Medicare spending on skin substitutes is not just
Medical Economics: Accountable for Health has compiled some stories about actual patients involved in these treatments. I don't want to delve too much into human suffering, but there is a real human cost. Can you talk more about that?
Mara McDermott, JD: It is incredibly upsetting. I would say there are stories on our website, and the press has covered some stories. The probably most horrific one that we have on the website is relates to a patient who whose wound became so badly infected that it became infested with maggots, and ultimately that patient had to have an amputation.

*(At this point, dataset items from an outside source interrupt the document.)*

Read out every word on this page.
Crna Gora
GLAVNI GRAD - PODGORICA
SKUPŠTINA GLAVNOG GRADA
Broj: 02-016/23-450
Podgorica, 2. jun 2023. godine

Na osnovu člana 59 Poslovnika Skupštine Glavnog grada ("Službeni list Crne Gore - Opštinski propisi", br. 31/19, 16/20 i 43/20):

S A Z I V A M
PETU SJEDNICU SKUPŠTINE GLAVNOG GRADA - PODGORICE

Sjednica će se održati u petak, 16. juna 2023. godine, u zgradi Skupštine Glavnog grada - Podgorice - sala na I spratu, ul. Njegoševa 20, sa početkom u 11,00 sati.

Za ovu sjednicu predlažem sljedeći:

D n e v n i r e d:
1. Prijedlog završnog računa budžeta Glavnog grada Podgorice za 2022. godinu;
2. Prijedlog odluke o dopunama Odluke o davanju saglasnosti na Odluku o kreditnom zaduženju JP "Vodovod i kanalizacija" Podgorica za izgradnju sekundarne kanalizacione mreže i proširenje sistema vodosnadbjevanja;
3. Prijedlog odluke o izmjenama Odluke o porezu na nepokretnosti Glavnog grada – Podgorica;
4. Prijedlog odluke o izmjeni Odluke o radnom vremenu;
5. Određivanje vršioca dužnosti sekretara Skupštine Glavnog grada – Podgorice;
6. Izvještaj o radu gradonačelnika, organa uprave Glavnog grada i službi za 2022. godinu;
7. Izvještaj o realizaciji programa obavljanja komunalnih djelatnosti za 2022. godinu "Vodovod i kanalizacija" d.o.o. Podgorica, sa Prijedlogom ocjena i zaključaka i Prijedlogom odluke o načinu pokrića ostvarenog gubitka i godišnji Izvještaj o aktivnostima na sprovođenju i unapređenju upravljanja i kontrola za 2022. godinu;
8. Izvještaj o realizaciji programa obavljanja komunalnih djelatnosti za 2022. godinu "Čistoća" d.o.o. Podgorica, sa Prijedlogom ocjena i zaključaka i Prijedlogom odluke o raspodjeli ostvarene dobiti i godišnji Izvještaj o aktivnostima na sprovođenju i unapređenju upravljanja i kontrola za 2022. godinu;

The accountable care organization care team believes that that amputation was likely preventable, and it's hard to imagine worse outcomes than that. As I mentioned, we also have a patient in Colorado who passed away. This patient had had a wound that was well-managed for over 13 years. She moved to be closer to her family. When she moved, she became the victim of a mobile wound care clinic, and then within two weeks, her wound went septic and she passed away. So some really awful patient outcomes, which I feel like has been one of the factors that has really driven a lot of the policy change around skin substitutes, and certainly has motivated the accountable care organizations who, at the end of the day are here to try to deliver better patient health outcomes. And we're really seeing these patterns where patients were not getting better. In fact, their wounds were getting way worse.